Фру Торкильдсен опять что-то вырезает.
Что она поправилась и ходит – это отрадно видеть, но выглядит она слегка потрепанной. Ей следовало бы питаться лучше и, возможно, поменьше пить драконовой воды. Она и сама это знает. Я даже слышал, как она сама это сказала. Но аппетита у нее нет, и еды в доме тоже мало. Нам бы сегодня на охоту сходить, хотя драконовой воды пока хватает, но уже темнеет, а фру Торкильдсен по ночам не охотится.Вырезает она молча, в доме тихо, и тишину нарушают лишь шуршание бумаги и клацанье ножниц. Но вот раздается телефонный звонок, фру Торкильдсен вздрагивает, медленно встает и направляется в коридор.
– Двадцать восемь ноль шесть ноль семь, слушаю, – сказала она, и я решил, что это наверняка звонит кто-нибудь из ее подружек или, может, двоюродная сестра. Это я определил по тону, которым фру Торкильдсен разговаривала. С ними она разговаривает спокойно и расслабленно – насколько это, конечно, возможно, когда прижимаешь к уху трубку.
– Да ничего, вот сижу, – сказала фру Торкильдсен и коротко пересказала нашу жизнь после того, как ее муж нас покинул.

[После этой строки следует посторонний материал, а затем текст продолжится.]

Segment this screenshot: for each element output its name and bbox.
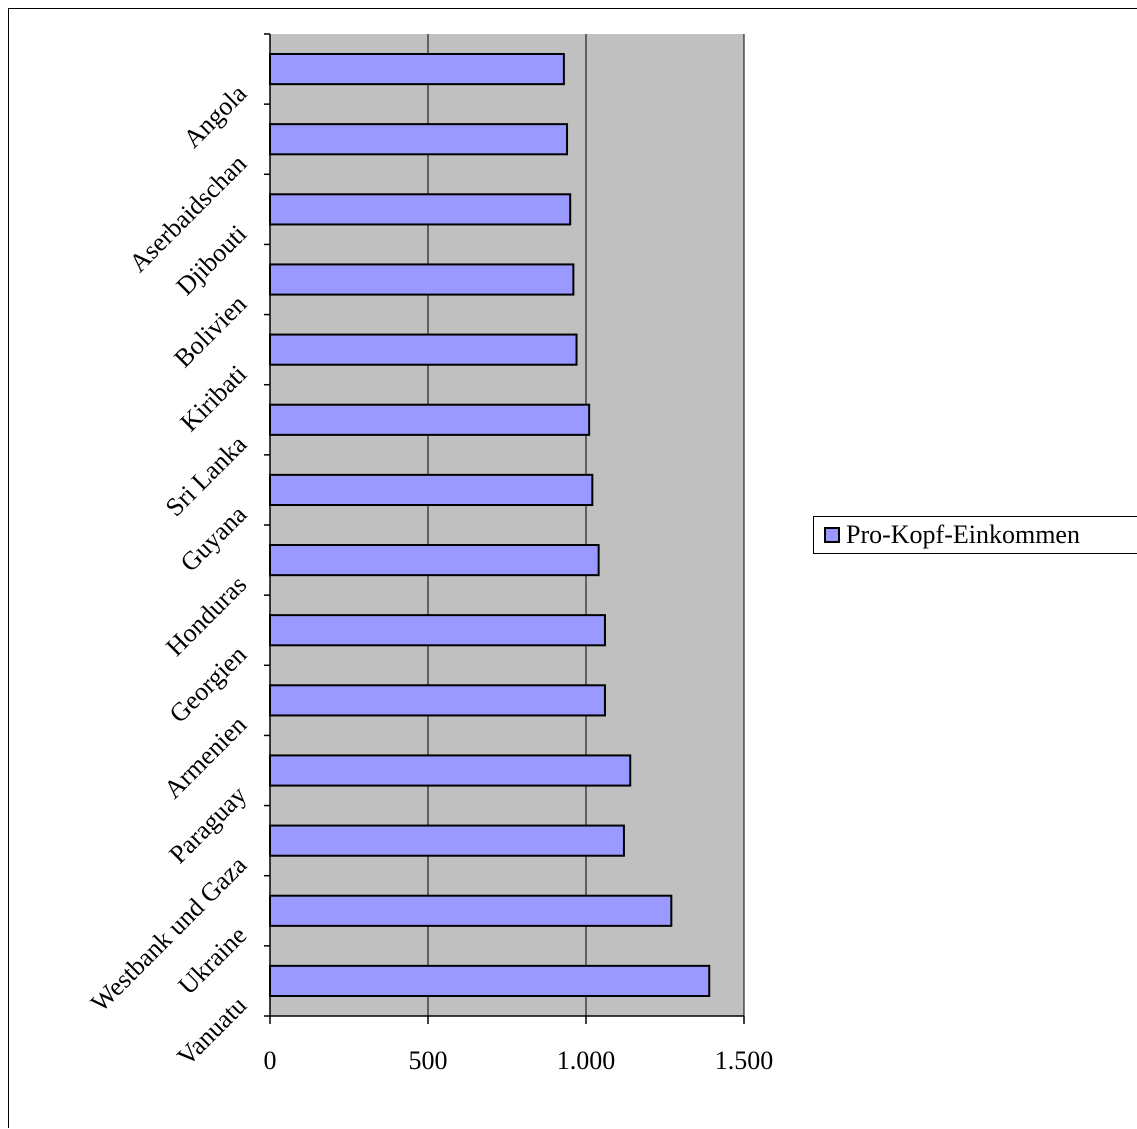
x-tick-label: 500 [409,1046,448,1075]
bar [269,333,578,366]
legend-label: Pro-Kopf-Einkommen [846,520,1080,549]
chart-frame: 0 500 1.000 1.500 Vanuatu Ukraine Westbank und… [8,8,1137,1128]
bar [269,754,632,787]
bar [269,684,606,717]
bar [269,403,591,436]
category-label: Angola [178,78,253,153]
bar [269,263,575,296]
bar [269,543,600,577]
bar [269,894,673,927]
bar [269,964,711,998]
bar [269,473,594,507]
bar [269,123,569,156]
bar [269,52,565,86]
legend-swatch [824,527,840,543]
legend: Pro-Kopf-Einkommen [813,516,1137,554]
x-tick-label: 1.500 [715,1046,774,1075]
bar [269,824,625,857]
bar [269,193,572,226]
category-label: Bolivien [168,289,252,373]
x-tick-label: 0 [264,1046,277,1075]
x-tick-label: 1.000 [557,1046,616,1075]
category-label: Vanuatu [171,991,252,1072]
bar [269,614,606,647]
plot-area [270,34,744,1016]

Она описывала тягучие, не заполненные ничем часы, отсутствие аппетита, задранные цены, дерьмо, которое показывают по телевизору и которое она все равно вполглаза смотрит. Вообще-то картина получалась довольно безрадостная, но на этот раз фру Торкильдсен добавила:
– Если бы не Шлёпик, не знаю, что со мной было бы.
И я подумал, что этого я тоже не знаю. И что сталось бы со мной без нее – тоже не знаю. Мы нужны друг дружке. Без фру Торкильдсен я бы умер с голоду, а она без меня спилась бы.

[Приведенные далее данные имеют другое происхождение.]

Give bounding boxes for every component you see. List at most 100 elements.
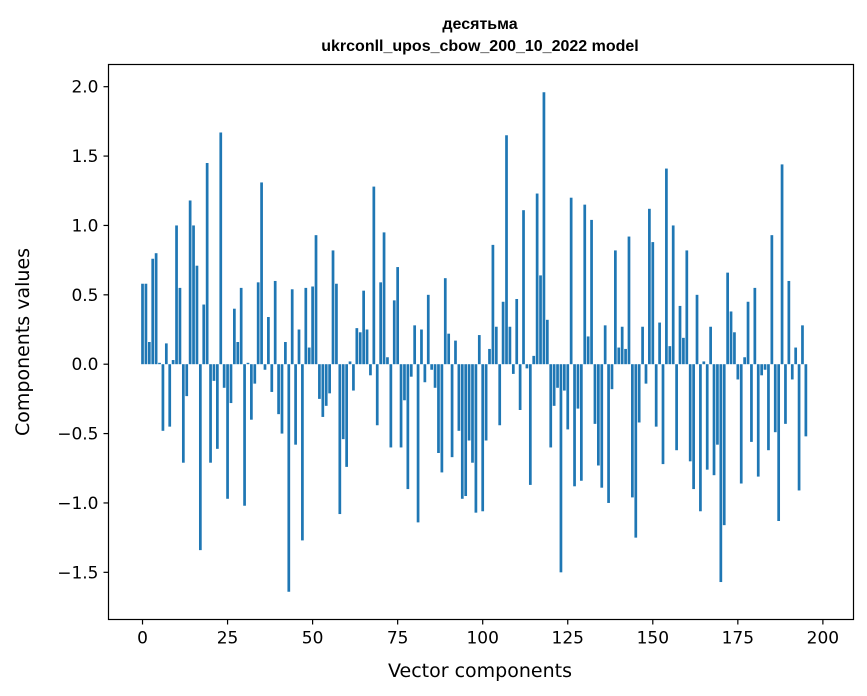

Ни о Щенке, ни о Сучке она ни словом не обмолвилась. Как и о том, что сегодня мы ходили в Библиотеку и «Кружечку» (Янис там тоже была, но на этот раз почему-то показалась мне неинтересной и незаинтересованной. Ко всему прочему, она еще и беременна), и не рассказала, как что-то вырезает. Вместо этого она проговорила:
– Да ничего у меня не происходит.
Странное высказывание. Мы с ней находимся в самом эпицентре ледяной драмы о смерти, чести и бессилии, о собаках и мужчинах – а она говорит, что у нее ничего не происходит? Щенок с Сучкой врываются в дом, притаскивая с собой кучу бумаг, которых фру Торкильдсен боится, – это, значит, ничего не происходит? Домработница тоже, что ли, не происходит? А бутерброды с ветчиной в «Кружечке» – и они не происходят?

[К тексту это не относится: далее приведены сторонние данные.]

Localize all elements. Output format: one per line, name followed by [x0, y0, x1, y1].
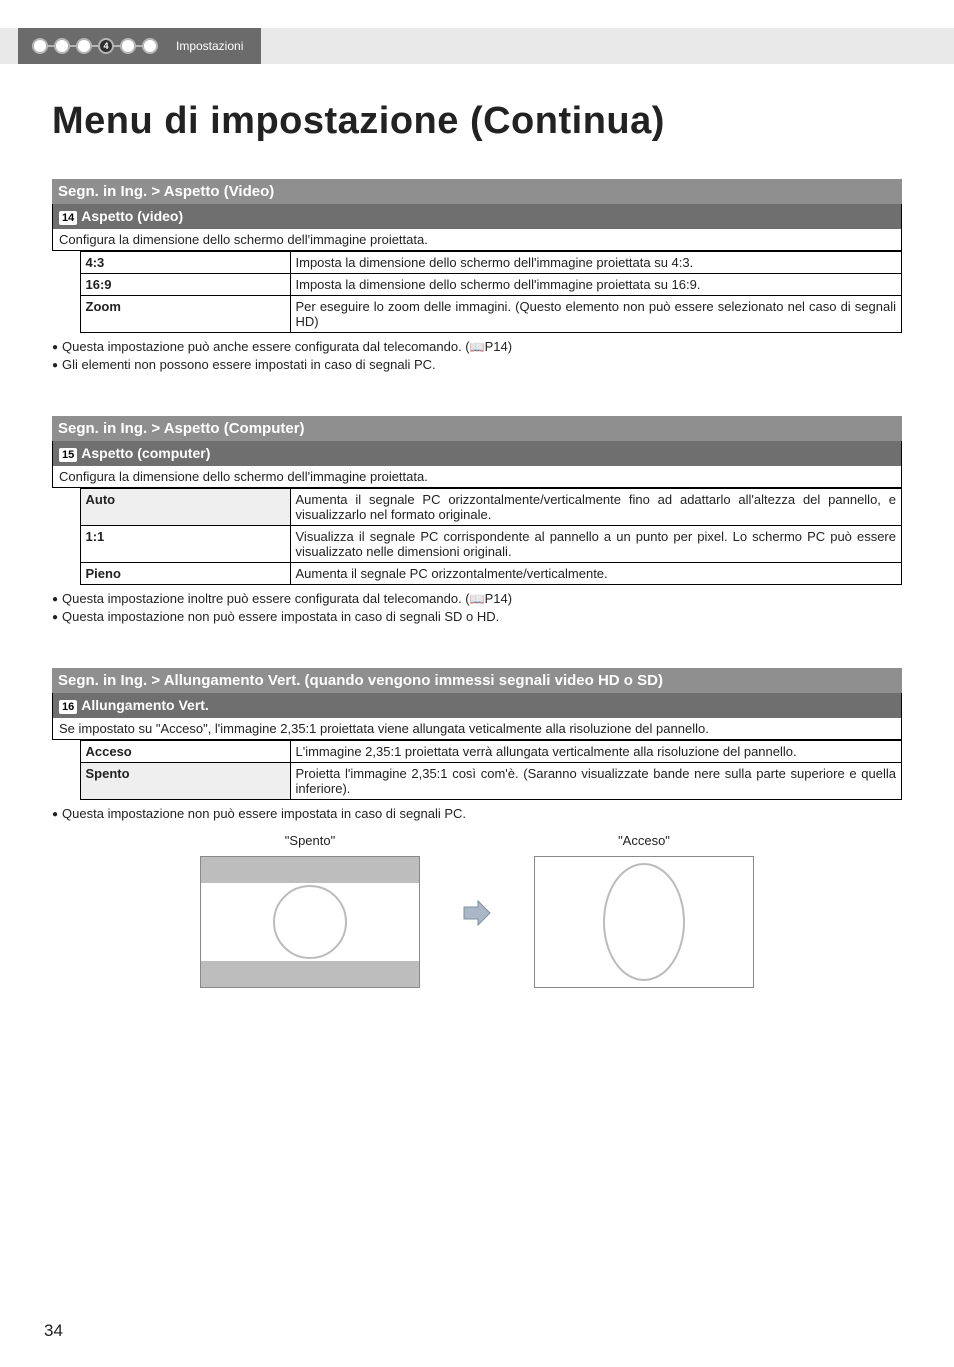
table-row: PienoAumenta il segnale PC orizzontalmen…	[52, 563, 902, 585]
illustration-row: "Spento" "Acceso"	[52, 837, 902, 993]
table-row: ZoomPer eseguire lo zoom delle immagini.…	[52, 296, 902, 333]
table-indent-cell	[52, 526, 80, 563]
step-dots: 4	[26, 28, 164, 64]
page-ref: P14	[485, 591, 508, 606]
svg-text:4: 4	[103, 41, 108, 51]
bullet-icon: ●	[52, 342, 58, 353]
option-value: L'immagine 2,35:1 proiettata verrà allun…	[290, 741, 902, 763]
table-indent-cell	[52, 563, 80, 585]
section-number-badge: 16	[59, 700, 77, 714]
table-indent-cell	[52, 252, 80, 274]
option-key: Spento	[80, 763, 290, 800]
note-line: ● Questa impostazione non può essere impo…	[52, 806, 902, 821]
section-notes: ● Questa impostazione inoltre può essere …	[52, 591, 902, 624]
table-indent-cell	[52, 274, 80, 296]
table-row: 4:3Imposta la dimensione dello schermo d…	[52, 252, 902, 274]
table-indent-cell	[52, 489, 80, 526]
section-header: Segn. in Ing. > Aspetto (Video)	[52, 179, 902, 204]
option-value: Imposta la dimensione dello schermo dell…	[290, 274, 902, 296]
section-header: Segn. in Ing. > Allungamento Vert. (quan…	[52, 668, 902, 693]
bullet-icon: ●	[52, 809, 58, 820]
section-number-badge: 15	[59, 448, 77, 462]
illustration-before: "Spento"	[200, 837, 420, 993]
section-sub-header: 15 Aspetto (computer)	[52, 441, 902, 466]
table-row: 16:9Imposta la dimensione dello schermo …	[52, 274, 902, 296]
page-title: Menu di impostazione (Continua)	[52, 100, 902, 143]
option-key: Zoom	[80, 296, 290, 333]
option-value: Per eseguire lo zoom delle immagini. (Qu…	[290, 296, 902, 333]
option-key: Pieno	[80, 563, 290, 585]
table-row: SpentoProietta l'immagine 2,35:1 così co…	[52, 763, 902, 800]
options-table: AccesoL'immagine 2,35:1 proiettata verrà…	[52, 740, 902, 800]
note-line: ● Questa impostazione non può essere impo…	[52, 609, 902, 624]
option-value: Proietta l'immagine 2,35:1 così com'è. (…	[290, 763, 902, 800]
illustration-caption-before: "Spento"	[200, 833, 420, 848]
table-indent-cell	[52, 296, 80, 333]
section-sub-title: Aspetto (computer)	[81, 445, 210, 461]
illustration-caption-after: "Acceso"	[534, 833, 754, 848]
arrow-right-icon	[460, 899, 494, 932]
section-description: Configura la dimensione dello schermo de…	[52, 229, 902, 251]
note-line: ● Questa impostazione inoltre può essere …	[52, 591, 902, 606]
option-value: Aumenta il segnale PC orizzontalmente/ve…	[290, 563, 902, 585]
option-key: Acceso	[80, 741, 290, 763]
option-value: Visualizza il segnale PC corrispondente …	[290, 526, 902, 563]
table-row: AccesoL'immagine 2,35:1 proiettata verrà…	[52, 741, 902, 763]
section-description: Configura la dimensione dello schermo de…	[52, 466, 902, 488]
option-key: 16:9	[80, 274, 290, 296]
breadcrumb-strip: 4 Impostazioni	[18, 28, 261, 64]
options-table: AutoAumenta il segnale PC orizzontalment…	[52, 488, 902, 585]
table-row: 1:1Visualizza il segnale PC corrisponden…	[52, 526, 902, 563]
top-bar: 4 Impostazioni	[0, 28, 954, 64]
note-tail: )	[508, 591, 512, 606]
section-sub-header: 16 Allungamento Vert.	[52, 693, 902, 718]
page-number: 34	[44, 1321, 63, 1341]
section-sub-title: Allungamento Vert.	[81, 697, 209, 713]
breadcrumb-label: Impostazioni	[176, 39, 243, 53]
note-text: Questa impostazione inoltre può essere c…	[62, 591, 470, 606]
section-number-badge: 14	[59, 211, 77, 225]
option-key: 1:1	[80, 526, 290, 563]
settings-section: Segn. in Ing. > Aspetto (Computer) 15 Aspe…	[52, 416, 902, 624]
option-key: Auto	[80, 489, 290, 526]
section-header: Segn. in Ing. > Aspetto (Computer)	[52, 416, 902, 441]
note-text: Questa impostazione non può essere impos…	[62, 806, 466, 821]
note-text: Questa impostazione può anche essere con…	[62, 339, 470, 354]
section-notes: ● Questa impostazione può anche essere co…	[52, 339, 902, 372]
table-indent-cell	[52, 763, 80, 800]
page-ref-icon: 📖	[470, 592, 485, 606]
option-value: Aumenta il segnale PC orizzontalmente/ve…	[290, 489, 902, 526]
option-value: Imposta la dimensione dello schermo dell…	[290, 252, 902, 274]
bullet-icon: ●	[52, 612, 58, 623]
settings-section: Segn. in Ing. > Aspetto (Video) 14 Aspetto…	[52, 179, 902, 372]
section-sub-header: 14 Aspetto (video)	[52, 204, 902, 229]
section-description: Se impostato su "Acceso", l'immagine 2,3…	[52, 718, 902, 740]
bullet-icon: ●	[52, 594, 58, 605]
bullet-icon: ●	[52, 360, 58, 371]
table-row: AutoAumenta il segnale PC orizzontalment…	[52, 489, 902, 526]
table-indent-cell	[52, 741, 80, 763]
page-ref: P14	[485, 339, 508, 354]
options-table: 4:3Imposta la dimensione dello schermo d…	[52, 251, 902, 333]
section-sub-title: Aspetto (video)	[81, 208, 183, 224]
page-ref-icon: 📖	[470, 340, 485, 354]
settings-section: Segn. in Ing. > Allungamento Vert. (quan…	[52, 668, 902, 993]
note-line: ● Gli elementi non possono essere imposta…	[52, 357, 902, 372]
note-text: Gli elementi non possono essere impostat…	[62, 357, 436, 372]
note-text: Questa impostazione non può essere impos…	[62, 609, 499, 624]
option-key: 4:3	[80, 252, 290, 274]
section-notes: ● Questa impostazione non può essere impo…	[52, 806, 902, 821]
note-tail: )	[508, 339, 512, 354]
illustration-after: "Acceso"	[534, 837, 754, 993]
note-line: ● Questa impostazione può anche essere co…	[52, 339, 902, 354]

Я прекрасно понимаю, что происходит. Фру Торкильдсен не из тех, кто жалуется. Именно так она и жалуется. В исполнении фру Торкильдсен жаловаться – это не слова, это искусство высочайшего уровня.
– Если хочешь спрятать дерево, прячь его в лесу, – сказал мне как-то раз Майор, и если учесть, что почти все, сказанное мне, он сперва говорил фру Торкильдсен, думаю, она это тоже слышала.
По крайней мере, она старательно следует этому совету. Она маскирует жалобы другими жалобами. Болтая по телефону, она не жалуется на то, что тоскует по другим людям и иным временам. Вместо этого она выдумывает, что у нее, например, болит нога (а мне она об этом и не заикалась). И все время, постоянно повторяет про то, как другим плохо. Про Домработницу рассказывает. И про дерьмо по телевизору.
Поговорив, она вернулась за стол, но вырезать ничего не стала, лишь сидела молча и не отвечала, даже когда я к ней обращался. А потом встала и молча улеглась в кровать, не пожелав мне спокойной ночи.